Tom Clancy’s Without Remorse **1/2
Jamie Bell and Michael B. Jordan in Tom Clancy's Without Remorse
Perhaps it’s best not to expect anything from sturdy military thrillers besides sturdiness, and that’s the backbone of this adaptation of the crown prince of sturdy military thrillers. Michael B. Jordan plays John Kelly, a Navy SEAL Senior Chief who participates in an operation in Syria that turns his family into a target of Russian operatives—and turns Kelly into a vengeance-seeking machine. Most of what works here depends entirely on the charisma of Jordan, who keeps the humanity—and a welcome physical vulnerability—in a character who could have turned into a standard-issue unstoppable violence machine. Director Stefano Sollima (Sicario: Day of the Soldado
) puts together a few effectively tense set pieces, particularly one involving a rapidly-sinking downed plane, though the climactic battle drags out in a way that doesn’t quite build the necessary intensity. Mostly, it feels like the attempts at inserting statements about geopolitics and real patriotism—much of it revolving around the shady character of a CIA operative (Jamie Bell)—bump up against the meat-and-potatoes stuff without adding depth to it. Patriotism in the 21st century might be a murky business, but Without Remorse
gives its hero a mission that explores that murkiness in only the most superficial way. Available April 30 via Amazon Prime.
The Virtuoso *1/2
Late in the first act of director Nick Stagliano’s tough-guy thriller, Anthony Hopkins—playing the veteran Mentor of a hired assassin referred to only as The Virtuoso (Anson Mount, sporting a graying beard and looking for all the world like he’s cosplaying “Ben Affeck as Bruce Wayne in a peacoat meeting Aquaman”)—gets the kind of monologue that makes it clear why a great actor would waste his time on such a grim slog. The principal plot finds Mount’s assassin on a mysterious job, in the wake of a hit that went bad and resulted in the death of an innocent bystander.
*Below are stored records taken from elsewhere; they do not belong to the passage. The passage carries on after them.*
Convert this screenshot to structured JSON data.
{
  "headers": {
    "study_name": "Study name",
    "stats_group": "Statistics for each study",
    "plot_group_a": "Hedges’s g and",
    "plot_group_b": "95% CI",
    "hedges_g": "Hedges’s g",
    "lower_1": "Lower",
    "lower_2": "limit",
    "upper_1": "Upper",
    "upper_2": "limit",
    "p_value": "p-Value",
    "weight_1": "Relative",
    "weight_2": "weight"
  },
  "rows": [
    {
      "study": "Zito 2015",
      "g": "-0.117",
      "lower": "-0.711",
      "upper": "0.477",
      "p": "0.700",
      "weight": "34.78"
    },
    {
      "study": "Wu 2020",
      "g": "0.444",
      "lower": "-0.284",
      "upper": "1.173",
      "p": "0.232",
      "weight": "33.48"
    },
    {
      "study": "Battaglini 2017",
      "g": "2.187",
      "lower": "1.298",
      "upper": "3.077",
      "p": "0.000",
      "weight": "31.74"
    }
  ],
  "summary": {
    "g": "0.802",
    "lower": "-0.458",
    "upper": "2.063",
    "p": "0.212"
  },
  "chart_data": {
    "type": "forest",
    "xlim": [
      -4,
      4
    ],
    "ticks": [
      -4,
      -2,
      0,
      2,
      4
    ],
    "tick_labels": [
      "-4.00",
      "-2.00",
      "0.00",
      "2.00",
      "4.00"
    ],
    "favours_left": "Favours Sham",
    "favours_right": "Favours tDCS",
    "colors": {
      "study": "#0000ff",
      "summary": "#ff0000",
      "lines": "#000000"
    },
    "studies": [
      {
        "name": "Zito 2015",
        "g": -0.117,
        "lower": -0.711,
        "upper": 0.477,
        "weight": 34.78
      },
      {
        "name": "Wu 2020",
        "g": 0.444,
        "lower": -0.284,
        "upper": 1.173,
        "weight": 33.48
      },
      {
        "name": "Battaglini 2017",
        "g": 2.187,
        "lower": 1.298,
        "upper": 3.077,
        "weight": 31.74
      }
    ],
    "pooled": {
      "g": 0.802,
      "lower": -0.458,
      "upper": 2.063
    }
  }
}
That sort of emerging conscience is supposed to provide the movie’s character arc, as we’re expected to connect with this murderer because he feeds a stray dog and screams in frustration. It’s a potentially amusing touch that The Virtuoso has to practice in the mirror making faces expressing normal human emotion, except that even when Mount is supposed to be acting “normal,” he radiates the same icy demeanor represented by a guy who wears a black suit and tie to his hits, and shares his professional process in monotonous voice-over narration. Talented folks like Abbie Cornish, David Morse and Eddie Marsan can’t add any spark to all the deadly, style-deficient self-seriousness, but maybe that Hopkins monologue will show up on YouTube someday and you can appreciate a master at work. Available April 30 in theaters and via VOD.